Поспевая за табуном рыжего жеребца, Алтыбай думал о многочисленных опасностях, которые поджидали косяк впереди. Самое страшное сейчас было в том, что серый жеребец окончательно терял силы. Вскоре Алтыбай отстанет и уже не сможет подать голос, чтобы сбить привычный к к нему косяк вокруг себя. Было бы легче, если бы его догнали другие, оставшиеся отдыхать табунщики, но о них не было ни слуху ни духу.

С тех пор как Алтыбай встретился с идущим по ветру косяком, он непрерывно кричал. Он хотел приободрить измученных лошадей, а коли поблизости есть волки, припугнуть волков. Он кричал во всю силу своей могучей груди долго, громко, протяжно. Его одинокий голос, врезаясь в свист ветра, разносился далеко по степи: «Уа-ха-хау!», «Ой-айт!»

По, расчетам Алтыбая, сейчас табун идет прочь от стоянки. Вскоре они пройдут подветренную сторону, стоянка останется в направлении ветра, и тогда там не будет слышен не только одинокий голос человека, но и грохот обвала. А буран крепчал, и все кругом заволоклось бешено мчащейся белой мглой.

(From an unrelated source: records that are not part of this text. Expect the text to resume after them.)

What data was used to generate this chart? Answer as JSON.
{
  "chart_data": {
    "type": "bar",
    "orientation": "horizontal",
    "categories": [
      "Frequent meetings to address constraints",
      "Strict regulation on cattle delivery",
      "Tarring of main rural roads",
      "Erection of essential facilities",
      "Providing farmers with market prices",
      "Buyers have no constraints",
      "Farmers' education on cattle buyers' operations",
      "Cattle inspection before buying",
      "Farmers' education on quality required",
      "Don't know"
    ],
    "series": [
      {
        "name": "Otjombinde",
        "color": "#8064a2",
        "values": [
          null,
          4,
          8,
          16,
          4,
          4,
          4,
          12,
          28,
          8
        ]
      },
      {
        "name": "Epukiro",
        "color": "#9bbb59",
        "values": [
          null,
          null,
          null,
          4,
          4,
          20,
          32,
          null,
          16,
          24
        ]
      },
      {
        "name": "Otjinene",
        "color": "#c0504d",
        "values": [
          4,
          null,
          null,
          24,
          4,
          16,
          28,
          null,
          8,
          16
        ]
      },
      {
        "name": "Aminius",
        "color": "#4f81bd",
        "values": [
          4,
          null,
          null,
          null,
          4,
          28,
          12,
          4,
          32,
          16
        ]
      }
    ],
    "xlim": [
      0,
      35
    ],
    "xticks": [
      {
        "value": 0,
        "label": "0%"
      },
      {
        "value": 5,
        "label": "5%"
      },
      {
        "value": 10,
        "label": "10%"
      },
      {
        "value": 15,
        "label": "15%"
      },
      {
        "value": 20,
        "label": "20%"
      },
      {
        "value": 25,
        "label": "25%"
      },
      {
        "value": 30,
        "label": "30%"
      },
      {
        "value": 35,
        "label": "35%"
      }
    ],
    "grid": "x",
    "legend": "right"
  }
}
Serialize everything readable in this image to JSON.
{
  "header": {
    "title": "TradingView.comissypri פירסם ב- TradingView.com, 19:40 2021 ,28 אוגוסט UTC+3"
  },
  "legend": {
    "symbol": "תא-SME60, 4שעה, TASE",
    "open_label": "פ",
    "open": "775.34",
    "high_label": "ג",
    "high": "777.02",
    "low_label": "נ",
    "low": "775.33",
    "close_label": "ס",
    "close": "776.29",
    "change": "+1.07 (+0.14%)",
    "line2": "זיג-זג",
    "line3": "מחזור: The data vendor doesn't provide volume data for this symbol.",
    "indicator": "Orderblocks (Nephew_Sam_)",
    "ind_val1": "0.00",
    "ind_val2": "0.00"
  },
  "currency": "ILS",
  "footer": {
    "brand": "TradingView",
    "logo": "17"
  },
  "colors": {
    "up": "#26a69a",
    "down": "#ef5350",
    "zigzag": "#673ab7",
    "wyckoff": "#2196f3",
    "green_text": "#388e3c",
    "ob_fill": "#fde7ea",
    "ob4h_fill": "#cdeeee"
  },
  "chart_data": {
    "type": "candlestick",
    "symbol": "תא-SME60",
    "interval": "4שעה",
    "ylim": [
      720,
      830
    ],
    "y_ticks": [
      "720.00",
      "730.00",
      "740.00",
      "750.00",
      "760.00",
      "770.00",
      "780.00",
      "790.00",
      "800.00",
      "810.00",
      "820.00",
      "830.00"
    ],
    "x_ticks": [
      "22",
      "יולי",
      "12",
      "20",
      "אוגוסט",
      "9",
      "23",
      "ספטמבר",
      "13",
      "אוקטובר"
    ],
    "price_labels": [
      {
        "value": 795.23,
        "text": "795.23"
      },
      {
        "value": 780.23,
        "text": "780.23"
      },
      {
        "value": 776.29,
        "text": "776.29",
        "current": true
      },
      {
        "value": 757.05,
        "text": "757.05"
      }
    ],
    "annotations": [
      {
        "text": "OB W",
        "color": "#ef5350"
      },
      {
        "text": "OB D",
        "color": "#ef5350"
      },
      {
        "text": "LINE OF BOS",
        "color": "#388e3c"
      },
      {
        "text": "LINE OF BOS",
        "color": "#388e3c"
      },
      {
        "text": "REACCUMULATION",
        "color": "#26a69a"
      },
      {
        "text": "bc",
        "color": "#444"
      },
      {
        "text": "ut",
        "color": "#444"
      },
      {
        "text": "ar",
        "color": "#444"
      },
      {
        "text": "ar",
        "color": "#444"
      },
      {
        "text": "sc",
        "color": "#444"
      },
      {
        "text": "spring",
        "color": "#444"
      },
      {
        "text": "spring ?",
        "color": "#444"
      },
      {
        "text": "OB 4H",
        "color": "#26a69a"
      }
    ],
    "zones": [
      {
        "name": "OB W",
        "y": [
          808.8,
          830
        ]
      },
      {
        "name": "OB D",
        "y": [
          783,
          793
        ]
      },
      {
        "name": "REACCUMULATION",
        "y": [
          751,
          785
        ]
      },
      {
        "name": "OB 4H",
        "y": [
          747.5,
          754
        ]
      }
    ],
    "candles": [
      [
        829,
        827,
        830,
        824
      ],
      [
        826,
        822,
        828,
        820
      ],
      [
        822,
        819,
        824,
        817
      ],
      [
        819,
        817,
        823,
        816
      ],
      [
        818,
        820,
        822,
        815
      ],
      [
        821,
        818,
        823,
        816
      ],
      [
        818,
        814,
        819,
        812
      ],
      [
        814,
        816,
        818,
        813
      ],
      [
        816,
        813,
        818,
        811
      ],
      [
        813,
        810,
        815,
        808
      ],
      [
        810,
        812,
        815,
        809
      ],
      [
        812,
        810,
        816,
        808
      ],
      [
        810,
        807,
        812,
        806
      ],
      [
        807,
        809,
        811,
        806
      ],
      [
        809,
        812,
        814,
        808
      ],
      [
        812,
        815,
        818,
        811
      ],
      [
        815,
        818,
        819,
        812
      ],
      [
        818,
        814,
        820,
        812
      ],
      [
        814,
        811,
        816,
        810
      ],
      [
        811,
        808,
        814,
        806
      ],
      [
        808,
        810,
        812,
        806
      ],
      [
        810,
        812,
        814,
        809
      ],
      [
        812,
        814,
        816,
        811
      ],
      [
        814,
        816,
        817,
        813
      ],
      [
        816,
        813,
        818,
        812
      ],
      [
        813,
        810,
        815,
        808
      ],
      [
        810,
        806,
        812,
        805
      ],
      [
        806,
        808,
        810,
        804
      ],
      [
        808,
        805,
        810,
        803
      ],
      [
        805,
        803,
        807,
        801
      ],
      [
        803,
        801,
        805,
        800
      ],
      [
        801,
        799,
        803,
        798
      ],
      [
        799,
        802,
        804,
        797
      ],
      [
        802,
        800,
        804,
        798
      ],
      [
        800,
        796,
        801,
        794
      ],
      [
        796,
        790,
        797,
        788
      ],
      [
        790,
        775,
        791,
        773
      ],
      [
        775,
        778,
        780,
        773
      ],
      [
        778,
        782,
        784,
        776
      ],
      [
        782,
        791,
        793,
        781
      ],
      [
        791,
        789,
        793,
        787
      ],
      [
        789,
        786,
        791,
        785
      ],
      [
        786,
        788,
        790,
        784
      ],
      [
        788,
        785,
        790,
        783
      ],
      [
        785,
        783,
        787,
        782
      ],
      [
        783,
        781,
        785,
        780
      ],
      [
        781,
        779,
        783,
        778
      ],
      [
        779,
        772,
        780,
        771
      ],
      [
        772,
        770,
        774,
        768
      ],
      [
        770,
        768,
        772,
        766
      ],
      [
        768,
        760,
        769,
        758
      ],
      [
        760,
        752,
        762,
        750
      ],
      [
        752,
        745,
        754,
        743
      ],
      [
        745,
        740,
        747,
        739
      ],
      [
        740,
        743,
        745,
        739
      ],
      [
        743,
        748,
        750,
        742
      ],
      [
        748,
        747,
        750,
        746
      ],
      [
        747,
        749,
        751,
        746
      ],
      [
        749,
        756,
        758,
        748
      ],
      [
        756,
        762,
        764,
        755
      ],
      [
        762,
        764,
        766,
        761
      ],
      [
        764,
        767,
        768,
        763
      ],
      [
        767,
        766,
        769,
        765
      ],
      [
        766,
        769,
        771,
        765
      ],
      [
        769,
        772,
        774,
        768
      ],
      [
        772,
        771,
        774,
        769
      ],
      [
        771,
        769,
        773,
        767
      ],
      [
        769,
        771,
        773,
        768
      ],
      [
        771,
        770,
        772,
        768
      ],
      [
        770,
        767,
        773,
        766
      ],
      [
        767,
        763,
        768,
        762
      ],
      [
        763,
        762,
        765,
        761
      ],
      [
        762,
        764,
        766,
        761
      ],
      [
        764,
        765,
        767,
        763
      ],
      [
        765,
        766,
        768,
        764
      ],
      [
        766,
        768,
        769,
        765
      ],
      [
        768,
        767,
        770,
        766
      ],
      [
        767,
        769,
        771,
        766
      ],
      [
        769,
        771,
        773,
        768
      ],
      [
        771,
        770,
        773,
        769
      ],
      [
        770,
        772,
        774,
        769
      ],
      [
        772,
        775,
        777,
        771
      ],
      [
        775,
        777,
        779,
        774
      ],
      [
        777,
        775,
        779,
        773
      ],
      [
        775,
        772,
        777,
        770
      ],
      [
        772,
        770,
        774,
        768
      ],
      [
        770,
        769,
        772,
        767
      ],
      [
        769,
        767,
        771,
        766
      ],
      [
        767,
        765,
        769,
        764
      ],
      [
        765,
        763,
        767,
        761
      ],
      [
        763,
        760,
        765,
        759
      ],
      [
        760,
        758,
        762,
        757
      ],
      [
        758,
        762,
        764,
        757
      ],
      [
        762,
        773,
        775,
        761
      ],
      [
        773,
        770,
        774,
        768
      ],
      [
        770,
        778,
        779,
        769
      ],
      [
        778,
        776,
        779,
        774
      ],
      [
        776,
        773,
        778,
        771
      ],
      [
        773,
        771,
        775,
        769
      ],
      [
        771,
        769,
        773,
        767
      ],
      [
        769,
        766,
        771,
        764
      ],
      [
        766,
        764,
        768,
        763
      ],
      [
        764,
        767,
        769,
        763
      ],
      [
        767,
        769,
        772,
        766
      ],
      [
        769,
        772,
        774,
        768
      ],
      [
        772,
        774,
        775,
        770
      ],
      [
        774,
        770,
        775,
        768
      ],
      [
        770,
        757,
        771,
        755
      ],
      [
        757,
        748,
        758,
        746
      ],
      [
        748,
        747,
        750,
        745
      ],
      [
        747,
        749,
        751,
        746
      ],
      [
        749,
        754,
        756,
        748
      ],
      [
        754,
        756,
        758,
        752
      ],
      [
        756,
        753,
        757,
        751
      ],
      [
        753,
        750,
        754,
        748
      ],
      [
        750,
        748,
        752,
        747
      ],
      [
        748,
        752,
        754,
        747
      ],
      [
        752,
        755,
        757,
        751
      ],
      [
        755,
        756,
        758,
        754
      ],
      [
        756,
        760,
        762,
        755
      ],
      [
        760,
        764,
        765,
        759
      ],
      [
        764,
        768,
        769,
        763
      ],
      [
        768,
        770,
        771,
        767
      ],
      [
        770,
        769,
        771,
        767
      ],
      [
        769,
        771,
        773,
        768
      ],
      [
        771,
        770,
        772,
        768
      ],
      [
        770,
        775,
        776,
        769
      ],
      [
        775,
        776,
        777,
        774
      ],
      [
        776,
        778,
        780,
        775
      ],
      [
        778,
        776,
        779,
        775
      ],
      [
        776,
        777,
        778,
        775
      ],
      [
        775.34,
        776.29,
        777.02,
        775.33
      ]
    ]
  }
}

Наверное, солнце уже село, воющая белая завеса начала меркнуть. «Эх, если бы жигиты на стоянке проснулись и, сев на коней, прискакали на помощь!» Думая о них и страшась надвигающейся ночи, Алтыбай кричал не переставая. Наконец и его сильный, казалось бы, неутомимый голос начал хрипнуть. Но, напуганный жестокой силой, которая неудержимо гнала его табуны вперед и вперед, Алтыбай продолжал кричать. Рыжий жеребец, привыкший подчиняться голосу табунщика, и теперь не изменял своему обыкновению. Когда голос Алтыбая удалялся или замирал совсем, умное животное замедляло шаг или на миг приостанавливалось перед табуном.

Алтыбай на своем еле передвигавшем ноги сером жеребце медленно ехал по тропе, проторенной бегущими лошадьми. Чем больше усиливался буран и свирепел мороз, тем чаще попадались навстречу табунщику отставшие, изнуренные лошади. Они медленно отделялись от табуна и тут же падали, уткнувшись мордой в снег, или грохались набок, как деревянные лошадки. Больше они уже не шевелились. И хотя сердце Алтыбая обливалось кровью от жалости, он понимал, что им, может быть, так было лучше, ибо жизнь их превратилась в сплошную муку.

Прошло уже много времени, но никто из табунщиков не догонял стремительно уходящий косяк. Лошади, у которых сохранился хоть какой-то остаток сил, позволявший им двигать ногами, все еще не могли остановиться. Какая беда на какую новую муку их гонит, как они еще двигаются — неизвестно. Худые, голодные, они мелькают перед Алтыбаем, как тени, иные внезапно падают — и все нет им конца. Иногда он готов был остановиться, бросить уходящий табун — и не мог, трупы павших лошадей указывали ему путь вперед.